Mary was pregnant, but a virgin. The reaction of disbelief and sneering condemnation from some around her would have been worse then than now. Her fiance Joseph, descended from David, would have faced censure as well. He planned to end the engagement quietly. An angel told him in a dream that the child was indeed conceived from the Holy Spirit, would be born, named ‘Jesus’, and would save people from their sins. Matthew refers to a strange prophecy in Isaiah 7: the virgin will conceive and give birth to a son called Immanuel. Joseph married Mary but she remained a virgin until after she gave birth.

We’re so familiar with this story but its brevity encompasses some complex, mysterious gospel themes:

  • Jesus is conceived uniquely as a result of an intimate human-divine encounter, without sex. Luke’s account focusses more on Mary’s humble response.
  • Mary was a virgin and experienced the holy God in this way, yet suffered shame in her community.
  • Joseph also experiences God’s supernatural intervention – an angel in a dream – and was obedient to the heavenly instruction.
  • Jesus at his birth is given the titles “God saves” and “God with us”. This echoes the prophecy of Isaiah 9 where a human child descended from David is given the title “mighty God”.

Some application from the four readings:

The low-key but ever-compelling story we reflect on at this time is not like a Christmas pantomime. The main characters are not obvious human heroes or villains but a lonely prophet, a peasant girl and her carpenter fiance, a baby who grows into a preacher with a healing ministry. In a sense we are still in the story – the happy ending has not happened yet.
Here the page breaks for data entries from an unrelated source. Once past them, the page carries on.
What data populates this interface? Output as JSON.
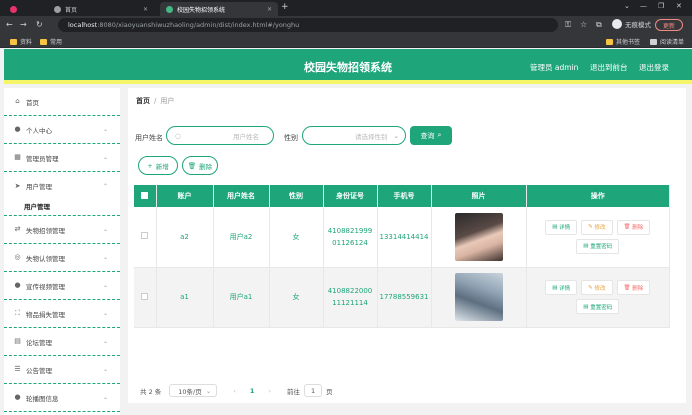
{
  "browser": {
    "tabs": [
      {
        "label": "首页"
      },
      {
        "label": "校园失物招领系统"
      }
    ],
    "overlay_text": "localhost",
    "url_host": "localhost",
    "url_path": ":8080/xiaoyuanshiwuzhaoling/admin/dist/index.html#/yonghu",
    "incognito_label": "无痕模式",
    "update_label": "更新",
    "bookmarks": [
      "资料",
      "常用"
    ],
    "bookmarks_right": [
      "其他书签",
      "阅读清单"
    ]
  },
  "header": {
    "title": "校园失物招领系统",
    "admin_label": "管理员 admin",
    "back_label": "退出到前台",
    "logout_label": "退出登录"
  },
  "sidebar": {
    "items": [
      {
        "label": "首页",
        "icon": "home-icon"
      },
      {
        "label": "个人中心",
        "icon": "user-icon"
      },
      {
        "label": "管理员管理",
        "icon": "grid-icon"
      },
      {
        "label": "用户管理",
        "icon": "send-icon"
      },
      {
        "label": "失物招领管理",
        "icon": "swap-icon"
      },
      {
        "label": "失物认领管理",
        "icon": "globe-icon"
      },
      {
        "label": "宣传视频管理",
        "icon": "user-icon"
      },
      {
        "label": "物品捐失管理",
        "icon": "frame-icon"
      },
      {
        "label": "论坛管理",
        "icon": "doc-icon"
      },
      {
        "label": "公告管理",
        "icon": "list-icon"
      },
      {
        "label": "轮播图信息",
        "icon": "user-icon"
      }
    ],
    "sub_item": "用户管理"
  },
  "breadcrumb": {
    "home": "首页",
    "current": "用户"
  },
  "search": {
    "name_label": "用户姓名",
    "name_placeholder": "用户姓名",
    "gender_label": "性别",
    "gender_placeholder": "请选择性别",
    "query_label": "查询"
  },
  "actions": {
    "add_label": "新增",
    "delete_label": "删除"
  },
  "table": {
    "headers": [
      "账户",
      "用户姓名",
      "性别",
      "身份证号",
      "手机号",
      "照片",
      "操作"
    ],
    "rows": [
      {
        "account": "a2",
        "name": "用户a2",
        "gender": "女",
        "idcard": "410882199901126124",
        "phone": "13314414414"
      },
      {
        "account": "a1",
        "name": "用户a1",
        "gender": "女",
        "idcard": "410882200011121114",
        "phone": "17788559631"
      }
    ],
    "ops": {
      "detail": "详情",
      "edit": "修改",
      "delete": "删除",
      "reset": "重置密码"
    }
  },
  "pager": {
    "total": "共 2 条",
    "page_size": "10条/页",
    "current_page": "1",
    "goto_label": "前往",
    "goto_value": "1",
    "page_suffix": "页"
  },
  "colors": {
    "brand": "#1ea57a",
    "accent_bar": "#f5f56a"
  }
}
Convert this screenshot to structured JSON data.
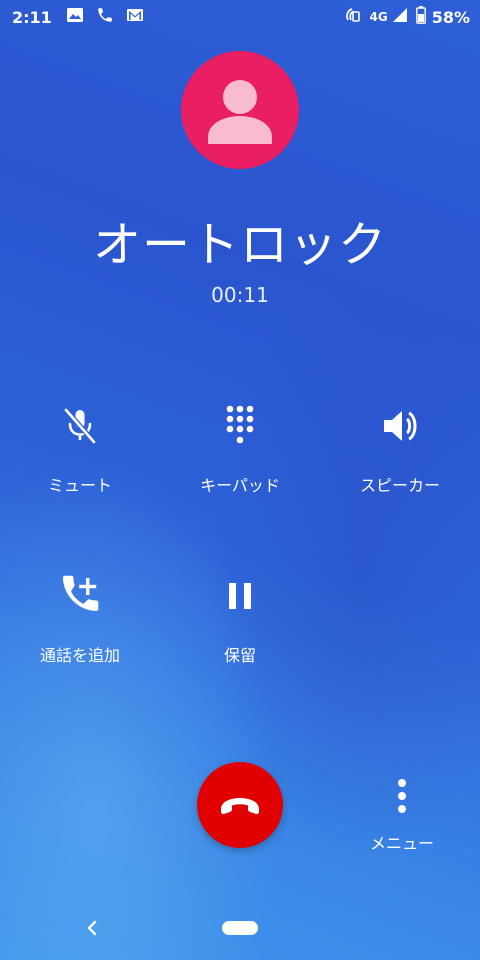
{
  "status_bar": {
    "time": "2:11",
    "network": "4G",
    "battery": "58%",
    "icons": [
      "image-icon",
      "phone-icon",
      "gmail-icon",
      "nfc-icon",
      "signal-icon",
      "battery-icon"
    ]
  },
  "caller": {
    "name": "オートロック",
    "duration": "00:11",
    "avatar_color": "#e91e63"
  },
  "actions": {
    "mute": "ミュート",
    "keypad": "キーパッド",
    "speaker": "スピーカー",
    "add_call": "通話を追加",
    "hold": "保留"
  },
  "end_call": {
    "color": "#e00000"
  },
  "menu": {
    "label": "メニュー"
  }
}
At a time when arguments rage about how much government spending, what international treaties and which celebrity politicians can ‘save’ us as a nation, the Advent readings remind us that the real issues are spiritual and moral: God is in charge but we have failed in our responsibilities to love him and one another. He will return in judgement; we need to humbly repent, receive his forgiveness, be filled with his Spirit and await his final coming. This season, how many churches will, like Joseph and Mary, take the tough road of obedience in the face of sneering, and like John the Baptist, risk persecution in explaining God’s amazing salvation in the context of sin and judgement, and resist the temptation just to link Christmas with a sentimentalised, secular version of ‘love’?